The torrentfish, Cheimarrichthys fosteri, is an amphidromous freshwater fish that is endemic to New Zealand. Torrentfish are well adapted to life in shallow, fast-flowing riffles and rapids. They grow to a maximum of 200 mm (7.9 in) in total length, but more commonly reach 100–120 mm (3.9–4.7 in).
Torrentfish are stocky, with a flattened underside, arched back and a broad, downward-tapering head with eyes set high. The lower jaw is very undercut and is surrounded by a fleshy upper lip – an adaptation for picking invertebrates off the surface of stones. The fins are very robust. The pectoral fins are very large and triangular, angled so that water flowing over them presses the fish against the riverbed, helping them to stay in position in fast-flowing water. The pelvic fins are set underneath the head. The dorsal and anal fins have very long bases, the dorsal fin extending for nearly half of the body length. The tail fin is short and truncated or slightly forked, suited to sudden burst swimming rather than sustained swimming.
All torrentfish have a similar pattern of five dark stripes on a lighter background. There are three stripes on the body, generally angled downwards towards the head, with a fourth stripe vertically at the base of the tail and a fifth passing through the eyes and angling downwards towards the base of the pectoral fin. Their colouration is either dark grey on a lighter grey background, or dark brown on a lighter brown background, changing according to the surroundings of the fish.

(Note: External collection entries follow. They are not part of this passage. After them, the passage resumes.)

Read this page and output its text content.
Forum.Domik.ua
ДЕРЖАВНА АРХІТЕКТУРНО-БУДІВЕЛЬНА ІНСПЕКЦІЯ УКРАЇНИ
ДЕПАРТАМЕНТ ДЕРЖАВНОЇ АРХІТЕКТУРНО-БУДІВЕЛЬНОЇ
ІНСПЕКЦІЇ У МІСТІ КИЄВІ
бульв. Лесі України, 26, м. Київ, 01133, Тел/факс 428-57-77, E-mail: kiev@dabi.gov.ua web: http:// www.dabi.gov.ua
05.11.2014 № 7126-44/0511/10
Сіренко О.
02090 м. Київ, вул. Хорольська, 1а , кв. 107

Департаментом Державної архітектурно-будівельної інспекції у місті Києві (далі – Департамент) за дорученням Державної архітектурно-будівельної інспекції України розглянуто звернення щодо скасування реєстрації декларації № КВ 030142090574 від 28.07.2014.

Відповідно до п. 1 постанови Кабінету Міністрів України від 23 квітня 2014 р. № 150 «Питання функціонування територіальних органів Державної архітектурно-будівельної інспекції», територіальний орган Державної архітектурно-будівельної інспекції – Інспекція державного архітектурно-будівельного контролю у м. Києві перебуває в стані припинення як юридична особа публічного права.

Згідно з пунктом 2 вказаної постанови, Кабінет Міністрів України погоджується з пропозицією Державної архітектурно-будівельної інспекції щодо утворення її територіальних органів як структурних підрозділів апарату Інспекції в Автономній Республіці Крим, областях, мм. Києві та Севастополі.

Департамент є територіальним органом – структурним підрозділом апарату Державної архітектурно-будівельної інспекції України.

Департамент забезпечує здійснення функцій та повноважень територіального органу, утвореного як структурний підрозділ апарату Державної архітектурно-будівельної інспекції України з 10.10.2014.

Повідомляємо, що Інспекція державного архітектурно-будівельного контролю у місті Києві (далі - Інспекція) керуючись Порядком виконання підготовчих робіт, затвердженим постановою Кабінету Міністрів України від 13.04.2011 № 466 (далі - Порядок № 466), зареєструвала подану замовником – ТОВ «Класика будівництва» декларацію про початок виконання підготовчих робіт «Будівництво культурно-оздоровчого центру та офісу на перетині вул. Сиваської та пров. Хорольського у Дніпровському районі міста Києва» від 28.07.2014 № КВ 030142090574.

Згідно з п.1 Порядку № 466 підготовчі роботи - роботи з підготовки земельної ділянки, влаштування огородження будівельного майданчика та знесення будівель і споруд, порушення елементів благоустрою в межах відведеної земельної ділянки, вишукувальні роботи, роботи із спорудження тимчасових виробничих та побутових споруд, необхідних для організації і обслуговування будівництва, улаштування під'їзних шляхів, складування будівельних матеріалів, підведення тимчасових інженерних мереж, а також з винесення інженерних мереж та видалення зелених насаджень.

This colour pattern camouflages the torrentfish and help it to blend in with its stony habitat.
Torrentfish are primarily found in shallow, fast-flowing riffles and rapids. They spend little time actively swimming against the rapids, living instead amongst and beneath loose gravels and cobbles. They emerge from the rapids at night to feed. Torrentfish are solitary and benthic, but may be found in high densities where there is a large population. Because part of their life cycle is spent in the sea, they are found in higher numbers near the coast.
Torrentfish are mainly found in gravelly rivers, particularly braided rivers with wide, open channels. They favour rivers with highly unstable substrates, as the regular movement of the gravels maintains open gaps around and underneath the stones where the torrentfish can take refuge from fast water. Although they are strong swimmers, they are poor climbers and are only found far inland if the gradient is low and there are no barriers.
Torrentfish are amphidromous: the fry go to sea after hatching, and return as juveniles to fresh water where they grow to adulthood. Female torrentfish are found further upstream than males, up to 235 km from the sea, with a large area of overlap. Females migrate downstream over summer and autumn when ready to lay eggs, and return upstream once spent. It is likely that they spawn in the lower reaches of waterways. Fry hatch and migrate to sea in late summer and autumn, returning a short time later in late autumn and winter. Because they have to spend time at sea, torrentfish are unable to form landlocked populations like some other New Zealand native fishes.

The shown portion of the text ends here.